Fiction / Novel
I just wanted to include a note about Brit’s novel Tvillingfeber (Twin Fever) as well, as this is the book that initially sparked my interest in her writing. I frst learned about Bildøen when a Norwegian editor handed me Twin Fever , which won both the Oslo and the Nynorsk Literature prizes and was further nominated for the Brage Prize for Norwegian literature in 1998. The novel portrays the nearly wordless relationship between a lonely Norwegian woman, Ida, and her great uncle at their summer cabin on a west Norwegian ford over a period of time when Ida discovers from an old photograph that, along with her parents who went missing on an African development mission when she was a young child, she may also have had a twin sister that she never knew about.
The novel unfolds quietly, beautifully, as Ida struggles to deal with the meaning of her possible twin, of her missing family and of what it means to be alone with only a stoic Norwegian uncle and an unsolved family mystery.
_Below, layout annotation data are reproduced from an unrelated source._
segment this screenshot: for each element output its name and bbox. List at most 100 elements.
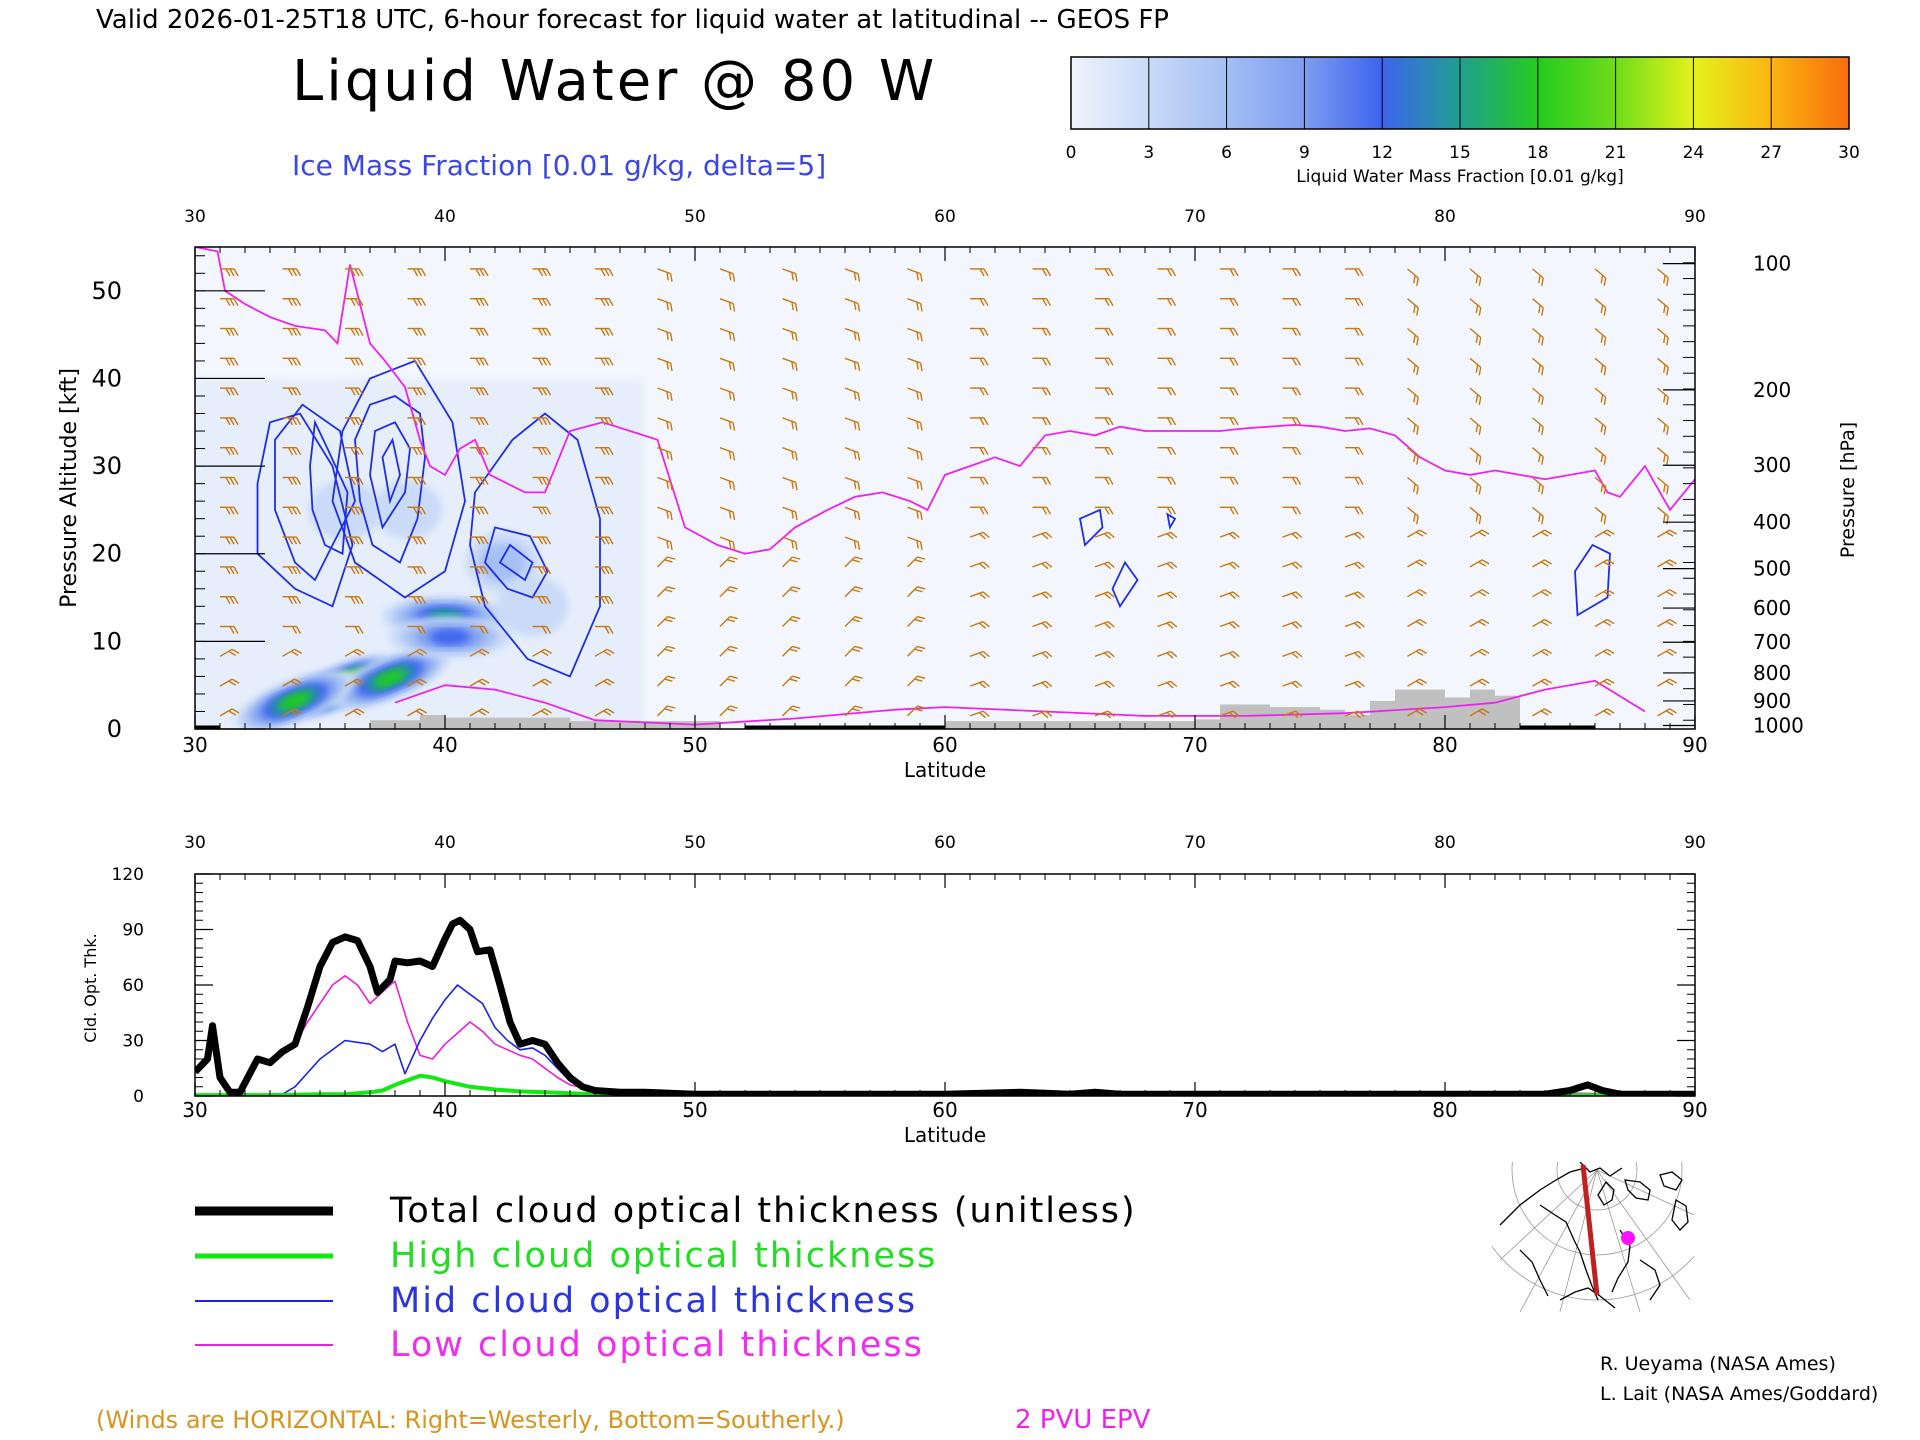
wind-barb-flag bbox=[412, 417, 419, 426]
wind-barb bbox=[1657, 678, 1677, 687]
wind-barb bbox=[282, 298, 302, 307]
wind-barb-flag bbox=[1419, 648, 1427, 654]
wind-barb-flag bbox=[483, 447, 489, 456]
wind-barb-flag bbox=[608, 477, 614, 485]
wind-barb-flag bbox=[608, 506, 614, 515]
wind-barb-flag bbox=[233, 477, 239, 485]
wind-barb-staff bbox=[1094, 680, 1109, 687]
wind-barb-flag bbox=[483, 268, 489, 277]
wind-barb-staff bbox=[907, 417, 921, 424]
wind-barb bbox=[1407, 447, 1419, 465]
wind-barb-flag bbox=[475, 536, 481, 545]
wind-barb-flag bbox=[916, 480, 919, 489]
wind-barb-flag bbox=[1541, 516, 1544, 525]
wind-barb bbox=[1532, 506, 1544, 525]
wind-barb-flag bbox=[1600, 513, 1604, 522]
wind-barb-flag bbox=[732, 333, 736, 342]
wind-barb-staff bbox=[1157, 680, 1171, 687]
wind-barb-flag bbox=[1538, 305, 1541, 314]
wind-barb-flag bbox=[1413, 513, 1416, 522]
wind-barb-flag bbox=[1478, 650, 1486, 656]
wind-barb-staff bbox=[657, 616, 668, 627]
wind-barb-flag bbox=[1475, 424, 1479, 433]
wind-barb-flag bbox=[1104, 447, 1110, 456]
wind-barb-flag bbox=[979, 417, 985, 426]
wind-barb-flag bbox=[350, 417, 356, 426]
wind-barb bbox=[345, 298, 364, 307]
wind-barb-flag bbox=[789, 588, 798, 593]
wind-barb bbox=[782, 645, 801, 657]
wind-barb bbox=[782, 705, 801, 717]
wind-barb-flag bbox=[608, 536, 614, 545]
wind-barb bbox=[969, 531, 990, 540]
wind-barb-flag bbox=[851, 618, 861, 623]
wind-barb bbox=[1345, 506, 1364, 515]
wind-barb-flag bbox=[1541, 277, 1544, 286]
wind-barb-staff bbox=[844, 536, 859, 543]
wind-barb-staff bbox=[782, 268, 796, 275]
wind-barb-staff bbox=[1532, 387, 1544, 398]
pressure-tick-label: 500 bbox=[1753, 557, 1791, 581]
wind-barb-flag bbox=[1166, 622, 1174, 629]
wind-barb-flag bbox=[1669, 678, 1677, 684]
wind-barb-flag bbox=[600, 387, 606, 396]
ice-contour bbox=[381, 437, 401, 505]
wind-barb-flag bbox=[1166, 652, 1174, 659]
wind-barb-flag bbox=[295, 626, 302, 634]
wind-barb-flag bbox=[537, 387, 544, 396]
wind-barb-flag bbox=[983, 298, 989, 307]
wind-barb-flag bbox=[1669, 708, 1677, 714]
wind-barb bbox=[1657, 529, 1677, 538]
wind-barb-flag bbox=[600, 328, 606, 336]
ice-contour bbox=[1078, 508, 1104, 547]
wind-barb-flag bbox=[290, 710, 299, 716]
terrain-block bbox=[1195, 719, 1220, 729]
wind-barb-flag bbox=[1045, 621, 1053, 628]
wind-barb-flag bbox=[1041, 562, 1049, 570]
wind-barb-flag bbox=[728, 331, 732, 340]
wind-barb-flag bbox=[479, 626, 485, 634]
wind-barb-flag bbox=[729, 705, 738, 709]
wind-barb-flag bbox=[412, 328, 419, 336]
wind-barb-staff bbox=[1344, 591, 1359, 598]
wind-barb-flag bbox=[1416, 367, 1419, 376]
wind-barb-staff bbox=[1469, 506, 1482, 517]
wind-barb-flag bbox=[604, 417, 610, 426]
wind-barb-flag bbox=[537, 357, 544, 366]
wind-barb-flag bbox=[792, 615, 801, 620]
wind-barb-flag bbox=[479, 536, 485, 545]
wind-barb-flag bbox=[233, 626, 239, 634]
wind-barb bbox=[407, 327, 427, 336]
wind-barb-flag bbox=[917, 586, 926, 590]
wind-barb-flag bbox=[1358, 268, 1364, 277]
wind-barb-flag bbox=[540, 650, 549, 656]
wind-barb-flag bbox=[726, 708, 736, 712]
wind-barb-flag bbox=[732, 392, 736, 401]
wind-barb-flag bbox=[983, 357, 989, 366]
wind-barb-flag bbox=[1229, 268, 1235, 277]
wind-barb bbox=[470, 506, 489, 515]
bottom-xlabel: Latitude bbox=[904, 1123, 986, 1147]
ice-contour bbox=[1574, 543, 1611, 617]
wind-barb-staff bbox=[719, 447, 734, 454]
wind-barb-staff bbox=[1219, 591, 1234, 598]
wind-barb-flag bbox=[225, 596, 231, 605]
wind-barb-flag bbox=[604, 536, 610, 545]
wind-barb-flag bbox=[604, 626, 610, 634]
top-x-tick-label-upper: 30 bbox=[184, 207, 206, 227]
wind-barb bbox=[1032, 561, 1053, 570]
wind-barb bbox=[532, 476, 552, 485]
wind-barb bbox=[1032, 680, 1053, 689]
wind-barb-flag bbox=[1419, 678, 1427, 684]
wind-barb-flag bbox=[794, 303, 798, 312]
wind-barb bbox=[1095, 268, 1114, 277]
wind-barb bbox=[657, 645, 676, 657]
wind-barb-staff bbox=[1469, 708, 1483, 717]
wind-barb-flag bbox=[982, 680, 990, 688]
wind-barb-staff bbox=[907, 675, 918, 687]
wind-barb-flag bbox=[350, 477, 356, 485]
wind-barb-flag bbox=[914, 678, 923, 682]
wind-barb-flag bbox=[545, 268, 552, 277]
wind-barb-staff bbox=[1594, 529, 1608, 538]
wind-barb-staff bbox=[844, 586, 856, 598]
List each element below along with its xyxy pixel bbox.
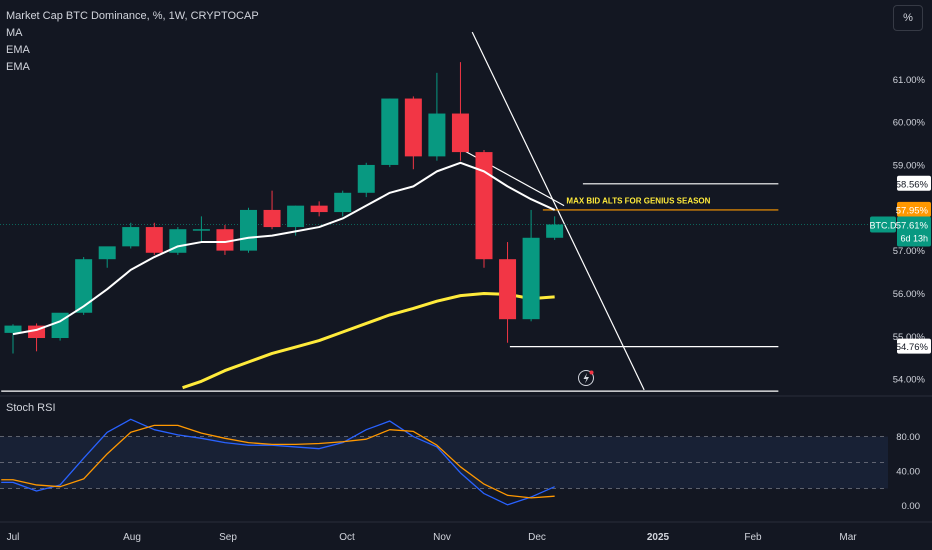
candle-body xyxy=(451,113,469,153)
candle-5[interactable] xyxy=(122,222,140,249)
flash-icon[interactable] xyxy=(578,370,594,386)
candle-body xyxy=(310,205,328,213)
flash-icon-bolt xyxy=(583,373,589,384)
percent-scale-button[interactable]: % xyxy=(893,5,923,31)
price-label-bg xyxy=(897,338,931,354)
legend-ma[interactable]: MA xyxy=(6,27,23,39)
current-price-badge[interactable]: 57.61% 6d 13h xyxy=(896,216,931,247)
price-tick-label: 59.00% xyxy=(893,160,926,171)
candle-16[interactable] xyxy=(381,98,399,168)
candle-22[interactable] xyxy=(522,209,540,322)
candle-23[interactable] xyxy=(546,216,564,240)
countdown-label: 6d 13h xyxy=(900,233,928,243)
candle-15[interactable] xyxy=(357,162,375,198)
price-tick-label: 55.00% xyxy=(893,332,926,343)
candle-body xyxy=(381,98,399,165)
price-tick-label: 54.00% xyxy=(893,375,926,386)
candle-body xyxy=(169,229,187,253)
chart-title[interactable]: Market Cap BTC Dominance, %, 1W, CRYPTOC… xyxy=(6,10,259,22)
ema-line[interactable] xyxy=(182,291,555,390)
rsi-tick-label: 0.00 xyxy=(902,501,921,512)
drawn-line-0[interactable] xyxy=(471,31,645,391)
candle-body xyxy=(546,224,564,238)
rsi-tick-label: 40.00 xyxy=(896,467,920,478)
candle-21[interactable] xyxy=(499,242,517,343)
candle-11[interactable] xyxy=(263,190,281,230)
candle-body xyxy=(357,164,375,193)
candle-7[interactable] xyxy=(169,227,187,255)
time-tick-label: 2025 xyxy=(647,532,670,543)
candle-body xyxy=(75,259,93,313)
symbol-badge[interactable]: BTC.D xyxy=(870,220,898,230)
candle-17[interactable] xyxy=(404,96,422,170)
candle-body xyxy=(499,259,517,320)
legend-ema-1[interactable]: EMA xyxy=(6,44,30,56)
candle-19[interactable] xyxy=(451,62,469,161)
candle-body xyxy=(240,209,257,251)
candle-body xyxy=(334,192,352,213)
stoch-rsi-pane: 80.00 40.00 0.00 xyxy=(0,395,932,512)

I was impressed at the subdued nature of the relationships portrayed in the short novel, the sensitivity to detail that captures the delicate atmosphere of modern characters, and the distinct Norwegian-ness of the story. As a foreigner reader, one comes away from Twin Fever with a taste of bracken sea salt and Norwegian gjeitost lingering among the senses, yet at the same time it is possible to identify with the very human emotions and reactions of Bildøen’s contemporary characters.